The Whitbread Race 1973-74

Chay Blyth entered the first Whitbread Round the World Race in 1973 on the 77 foot ketch rigged Great Britain II. His crew, whom he trained for the race were all, like himself, from The Parachute Regiment.

Great Britain II was sponsored by the British philanthropist “Union Jack” Hayward.

Around 1,000 spectator boats in The Solent looked on as seven nations were represented by the seventeen yachts of different shapes and sizes that crossed the start line in September 1973.

The race was over four legs via Cape Town. Sydney, Rio de Janeiro and back to Portsmouth.

Only a few days out Great Britain II was hit by a severe storm. Bernie Hoskins was swept overboard but after a frantic search was found and recovered. It was a foretaste of what was to come over the next 27,000 miles. Having had their water tanks split the crew had to desalinate water to continue in the race, the alternative was to put into a port.

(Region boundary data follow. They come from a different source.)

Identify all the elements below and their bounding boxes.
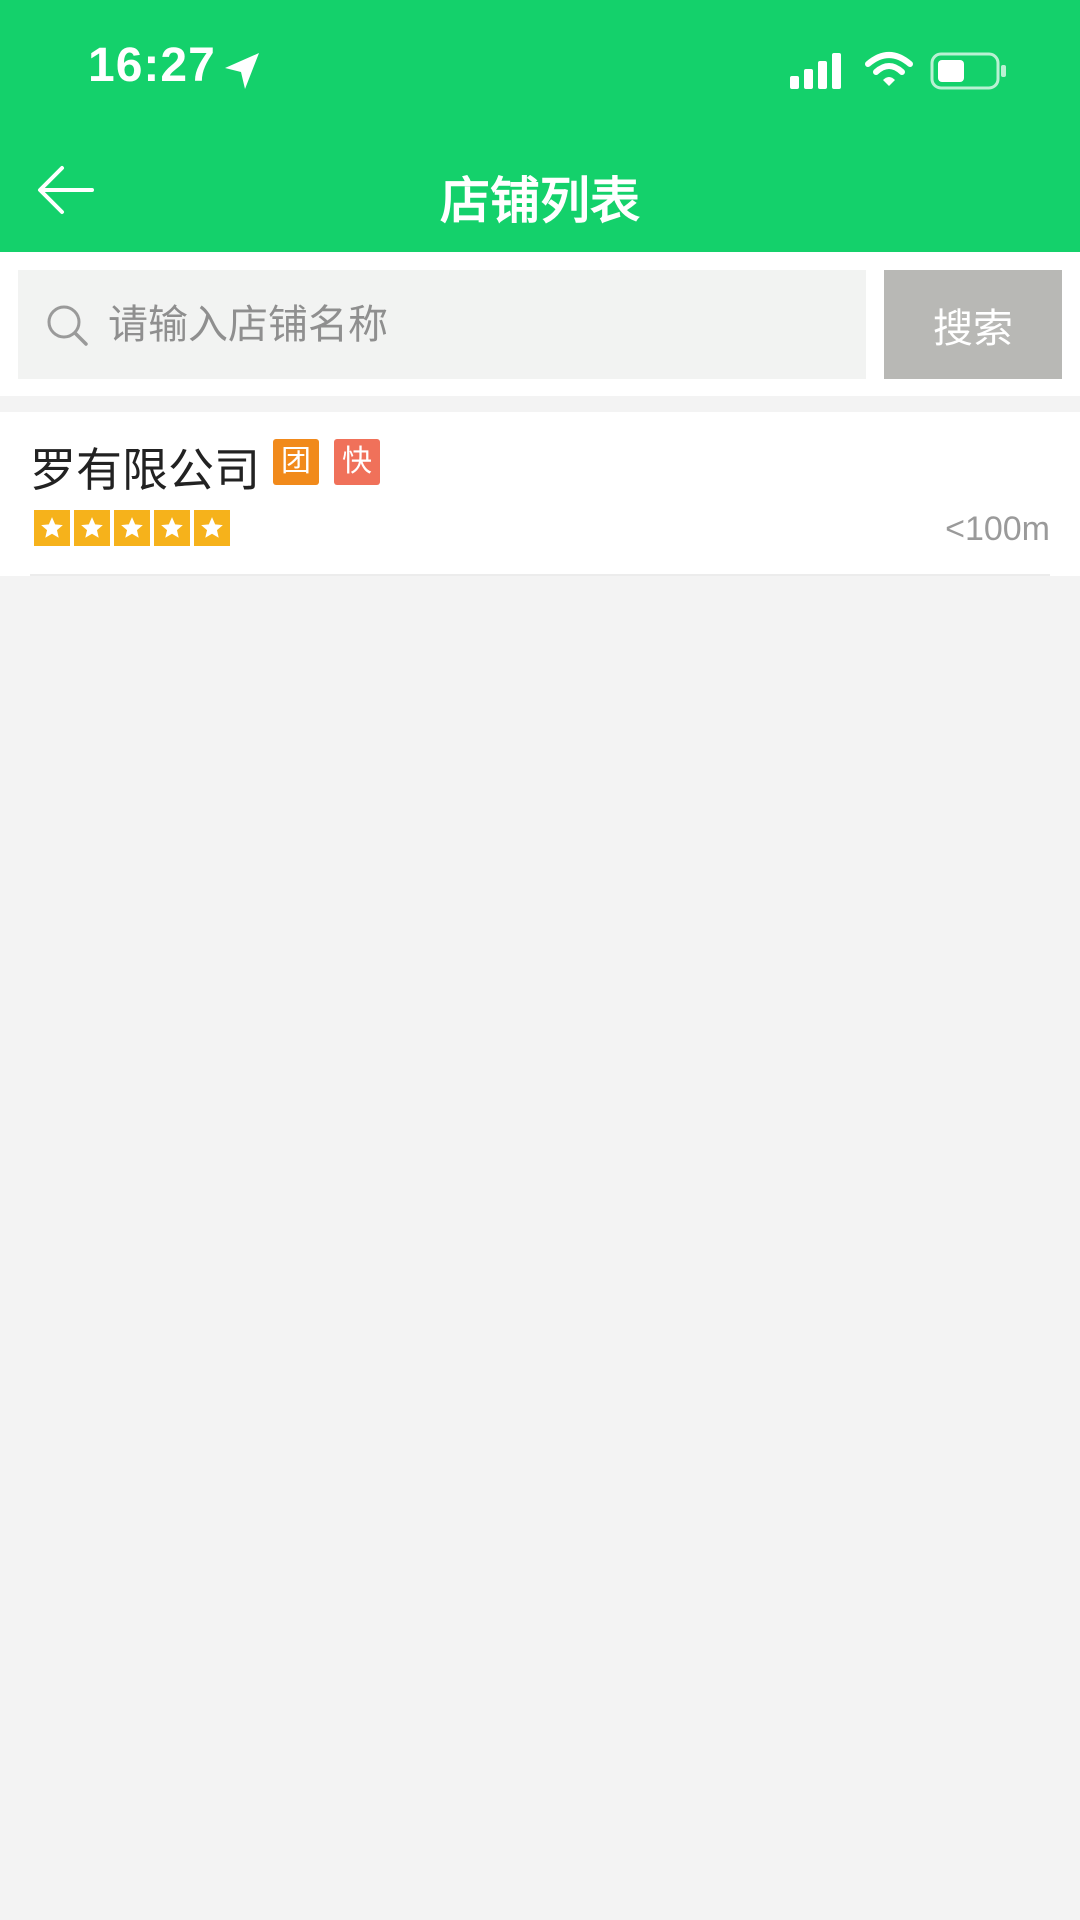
star-icon	[34, 510, 70, 546]
star-icon	[194, 510, 230, 546]
status-time: 16:27	[88, 39, 216, 92]
header: 16:27 店铺列表	[0, 0, 1080, 252]
tag-fast-delivery: 快	[334, 439, 380, 485]
star-icon	[154, 510, 190, 546]
search-icon	[47, 305, 88, 346]
star-icon	[74, 510, 110, 546]
search-section: 搜索	[0, 252, 1080, 396]
signal-icon	[790, 53, 841, 89]
location-arrow-icon	[225, 53, 259, 89]
store-name: 罗有限公司	[30, 443, 260, 497]
star-rating	[34, 510, 230, 546]
store-list: 罗有限公司 团 快 <100m	[0, 412, 1080, 576]
search-button[interactable]: 搜索	[884, 270, 1062, 379]
star-icon	[114, 510, 150, 546]
search-input[interactable]	[108, 270, 848, 379]
page-title: 店铺列表	[440, 172, 640, 230]
wifi-icon	[865, 52, 913, 86]
search-box[interactable]	[18, 270, 866, 379]
nav-bar: 店铺列表	[0, 135, 1080, 252]
battery-icon	[930, 52, 1006, 90]
divider	[30, 574, 1050, 576]
tag-group-buy: 团	[273, 439, 319, 485]
store-list-item[interactable]: 罗有限公司 团 快 <100m	[0, 412, 1080, 576]
app-screen: 16:27 店铺列表 请输入店铺名称 搜索 罗有限公司 团 快 <100m	[0, 0, 1080, 1920]
status-bar: 16:27	[0, 0, 1080, 135]
store-distance: <100m	[945, 510, 1050, 548]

Great Britain II came third into Cape Town having been beaten by Burton Cutter and Adventure.  Adventure was the Royal Navy’s entry, a 55ft Nicholson yacht. Moral on board Great Britain II was quite low having been beaten by a 55ft yacht.

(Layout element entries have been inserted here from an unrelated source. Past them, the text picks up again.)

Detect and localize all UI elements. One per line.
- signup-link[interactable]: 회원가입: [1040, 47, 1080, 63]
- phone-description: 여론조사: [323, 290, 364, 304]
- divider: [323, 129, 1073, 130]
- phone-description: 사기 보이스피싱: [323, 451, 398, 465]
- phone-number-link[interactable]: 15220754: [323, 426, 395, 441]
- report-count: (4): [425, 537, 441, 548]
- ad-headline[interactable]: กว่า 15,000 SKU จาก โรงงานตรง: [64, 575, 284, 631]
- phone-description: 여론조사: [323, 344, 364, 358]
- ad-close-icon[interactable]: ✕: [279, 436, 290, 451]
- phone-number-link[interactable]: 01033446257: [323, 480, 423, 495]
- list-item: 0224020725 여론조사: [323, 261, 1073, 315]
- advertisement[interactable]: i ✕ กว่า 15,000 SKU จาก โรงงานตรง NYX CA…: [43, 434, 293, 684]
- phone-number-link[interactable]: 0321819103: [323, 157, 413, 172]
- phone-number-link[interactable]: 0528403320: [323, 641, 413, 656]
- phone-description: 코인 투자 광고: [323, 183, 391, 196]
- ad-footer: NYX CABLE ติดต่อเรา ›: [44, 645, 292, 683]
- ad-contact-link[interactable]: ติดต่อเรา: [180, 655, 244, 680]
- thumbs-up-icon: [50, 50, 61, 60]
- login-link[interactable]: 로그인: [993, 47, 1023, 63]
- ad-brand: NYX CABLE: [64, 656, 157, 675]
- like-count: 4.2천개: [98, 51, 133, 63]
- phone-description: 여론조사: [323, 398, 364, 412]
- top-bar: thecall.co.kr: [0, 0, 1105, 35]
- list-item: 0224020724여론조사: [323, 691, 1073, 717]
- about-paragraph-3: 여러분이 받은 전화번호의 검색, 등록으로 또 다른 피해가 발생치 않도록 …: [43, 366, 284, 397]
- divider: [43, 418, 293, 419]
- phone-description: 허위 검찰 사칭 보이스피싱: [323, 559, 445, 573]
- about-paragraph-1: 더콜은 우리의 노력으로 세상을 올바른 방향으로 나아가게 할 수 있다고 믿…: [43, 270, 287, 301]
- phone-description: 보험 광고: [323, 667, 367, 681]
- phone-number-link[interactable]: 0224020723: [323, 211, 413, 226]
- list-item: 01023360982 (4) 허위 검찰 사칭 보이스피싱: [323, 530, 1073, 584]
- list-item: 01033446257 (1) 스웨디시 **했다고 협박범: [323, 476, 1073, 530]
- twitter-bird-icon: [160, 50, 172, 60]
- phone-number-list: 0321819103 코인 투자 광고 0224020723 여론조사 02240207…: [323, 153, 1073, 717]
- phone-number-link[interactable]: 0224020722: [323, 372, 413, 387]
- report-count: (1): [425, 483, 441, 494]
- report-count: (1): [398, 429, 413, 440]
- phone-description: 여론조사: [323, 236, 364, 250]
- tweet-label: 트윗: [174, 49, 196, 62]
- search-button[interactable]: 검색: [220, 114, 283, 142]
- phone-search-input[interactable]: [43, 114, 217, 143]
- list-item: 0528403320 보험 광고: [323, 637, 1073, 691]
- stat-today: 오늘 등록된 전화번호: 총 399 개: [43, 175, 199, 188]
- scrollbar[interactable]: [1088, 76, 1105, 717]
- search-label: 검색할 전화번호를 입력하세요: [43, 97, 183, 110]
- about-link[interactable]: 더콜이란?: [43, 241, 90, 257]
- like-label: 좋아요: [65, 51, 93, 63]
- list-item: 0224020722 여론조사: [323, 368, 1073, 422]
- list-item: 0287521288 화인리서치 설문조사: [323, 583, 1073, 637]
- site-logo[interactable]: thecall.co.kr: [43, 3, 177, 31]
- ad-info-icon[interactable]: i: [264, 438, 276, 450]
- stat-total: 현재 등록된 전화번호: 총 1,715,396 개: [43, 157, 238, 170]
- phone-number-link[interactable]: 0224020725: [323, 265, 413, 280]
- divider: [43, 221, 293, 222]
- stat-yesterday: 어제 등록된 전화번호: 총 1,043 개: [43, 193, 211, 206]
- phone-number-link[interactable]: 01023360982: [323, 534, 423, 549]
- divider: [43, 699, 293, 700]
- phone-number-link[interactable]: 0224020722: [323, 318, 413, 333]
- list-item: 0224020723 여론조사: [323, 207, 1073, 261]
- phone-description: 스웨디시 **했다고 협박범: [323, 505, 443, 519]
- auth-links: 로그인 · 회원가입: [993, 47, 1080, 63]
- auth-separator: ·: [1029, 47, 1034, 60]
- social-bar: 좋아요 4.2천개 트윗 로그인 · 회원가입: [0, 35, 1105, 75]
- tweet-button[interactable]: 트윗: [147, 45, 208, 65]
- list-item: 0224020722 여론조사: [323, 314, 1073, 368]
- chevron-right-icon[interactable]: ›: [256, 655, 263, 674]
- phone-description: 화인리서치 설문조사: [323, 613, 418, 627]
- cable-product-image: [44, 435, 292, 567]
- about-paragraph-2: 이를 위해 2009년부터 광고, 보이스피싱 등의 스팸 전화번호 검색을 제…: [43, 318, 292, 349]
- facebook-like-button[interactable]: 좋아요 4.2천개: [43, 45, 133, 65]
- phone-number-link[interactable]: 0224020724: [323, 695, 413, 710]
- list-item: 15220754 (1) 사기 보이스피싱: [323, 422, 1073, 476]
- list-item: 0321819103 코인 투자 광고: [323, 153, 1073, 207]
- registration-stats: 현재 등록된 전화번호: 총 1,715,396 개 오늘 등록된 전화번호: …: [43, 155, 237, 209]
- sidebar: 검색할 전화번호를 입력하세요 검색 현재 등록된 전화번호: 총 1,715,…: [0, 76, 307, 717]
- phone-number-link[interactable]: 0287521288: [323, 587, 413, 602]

The second leg to Sydney soon turned into a reality check as the fleet were battered as they entered the Southern Ocean. Yachts were damaged and two crew were lost from the yachts Tauranga and 33 Export

After Great Britain II lost her mizzen mast and Eric Tabarly on Pen Duick VI beat Chay’s team by around 9 hours on Leg 2.into Sydney

Within hours of leaving Sydney yachts were reporting damage. Tragically early in this leg Bernie Hoskins was lost overboard from Great Britain II. This time in spite of a prolonged search neither he nor the dan bouy thrown over as part of the man overboard procedure were seen again.

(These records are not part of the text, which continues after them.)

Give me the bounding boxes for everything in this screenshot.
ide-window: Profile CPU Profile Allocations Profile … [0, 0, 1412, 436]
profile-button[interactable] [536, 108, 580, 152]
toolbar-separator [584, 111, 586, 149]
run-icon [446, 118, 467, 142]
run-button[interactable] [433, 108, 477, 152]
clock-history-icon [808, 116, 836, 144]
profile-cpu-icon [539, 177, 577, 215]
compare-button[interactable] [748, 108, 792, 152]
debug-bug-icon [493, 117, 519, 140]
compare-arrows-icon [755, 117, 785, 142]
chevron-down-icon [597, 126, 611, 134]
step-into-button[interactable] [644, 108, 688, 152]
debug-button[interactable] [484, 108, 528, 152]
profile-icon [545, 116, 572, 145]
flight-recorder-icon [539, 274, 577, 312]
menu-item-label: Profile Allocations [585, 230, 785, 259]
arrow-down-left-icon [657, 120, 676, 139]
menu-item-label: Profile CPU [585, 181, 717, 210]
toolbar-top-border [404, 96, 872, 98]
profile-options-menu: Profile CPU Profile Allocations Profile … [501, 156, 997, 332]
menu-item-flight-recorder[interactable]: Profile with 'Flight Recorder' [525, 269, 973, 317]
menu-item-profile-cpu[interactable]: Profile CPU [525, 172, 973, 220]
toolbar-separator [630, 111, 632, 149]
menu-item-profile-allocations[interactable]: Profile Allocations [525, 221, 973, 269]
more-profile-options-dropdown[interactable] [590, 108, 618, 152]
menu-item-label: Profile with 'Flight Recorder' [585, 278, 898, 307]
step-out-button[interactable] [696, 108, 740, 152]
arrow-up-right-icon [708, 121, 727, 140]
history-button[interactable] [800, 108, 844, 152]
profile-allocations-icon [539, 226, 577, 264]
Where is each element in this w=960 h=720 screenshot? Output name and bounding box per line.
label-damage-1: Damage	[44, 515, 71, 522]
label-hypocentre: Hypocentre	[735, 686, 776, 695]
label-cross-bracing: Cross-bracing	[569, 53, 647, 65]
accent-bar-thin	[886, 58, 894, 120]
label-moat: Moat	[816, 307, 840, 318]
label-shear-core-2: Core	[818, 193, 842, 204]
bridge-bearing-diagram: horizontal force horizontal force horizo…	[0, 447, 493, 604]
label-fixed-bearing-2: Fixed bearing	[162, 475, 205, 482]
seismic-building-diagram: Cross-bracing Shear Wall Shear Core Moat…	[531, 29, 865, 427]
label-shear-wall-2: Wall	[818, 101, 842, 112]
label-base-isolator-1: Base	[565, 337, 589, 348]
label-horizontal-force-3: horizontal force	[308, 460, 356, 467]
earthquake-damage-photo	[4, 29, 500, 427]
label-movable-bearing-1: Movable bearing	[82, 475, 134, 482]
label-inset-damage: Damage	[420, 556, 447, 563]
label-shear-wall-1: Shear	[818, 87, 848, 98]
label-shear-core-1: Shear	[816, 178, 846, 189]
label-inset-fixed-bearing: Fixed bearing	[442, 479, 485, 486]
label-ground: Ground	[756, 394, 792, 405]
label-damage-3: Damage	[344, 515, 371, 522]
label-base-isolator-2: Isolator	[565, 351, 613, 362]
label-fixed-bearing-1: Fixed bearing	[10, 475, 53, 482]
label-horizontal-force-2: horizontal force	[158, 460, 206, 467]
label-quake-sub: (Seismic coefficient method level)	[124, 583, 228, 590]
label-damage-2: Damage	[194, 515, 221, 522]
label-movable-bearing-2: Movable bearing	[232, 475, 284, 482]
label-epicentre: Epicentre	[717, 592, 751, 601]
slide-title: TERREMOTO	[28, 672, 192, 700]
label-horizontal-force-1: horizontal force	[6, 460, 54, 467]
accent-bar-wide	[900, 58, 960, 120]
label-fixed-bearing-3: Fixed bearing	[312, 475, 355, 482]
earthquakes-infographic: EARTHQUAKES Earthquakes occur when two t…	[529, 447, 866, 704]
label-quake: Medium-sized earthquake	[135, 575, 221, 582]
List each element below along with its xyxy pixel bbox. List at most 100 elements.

The fact that all the crew of Great Britain II had seen active service made the loss no less easy but their response was to sail hard and fast to Rio, taking line honours.

Having survived the horrors of the Southern Ocean including icebergs and severe gales the fleet sailed around the most notorious land mark of all to reach Rio. Prior to the first running of the Whitbread less than 10 yachts had previously sailed around Cape Horn.

Leg 4 was to bring the fleet back to Portsmouth and first over the line was Great Britain II. They had won two of the four legs and set an elapsed time record of 144 days for sailing around the world.

Chay Blyth wrote an account of the Whitbread and dedicated the book “Theirs is the Glory” to crew the of Great Britain II.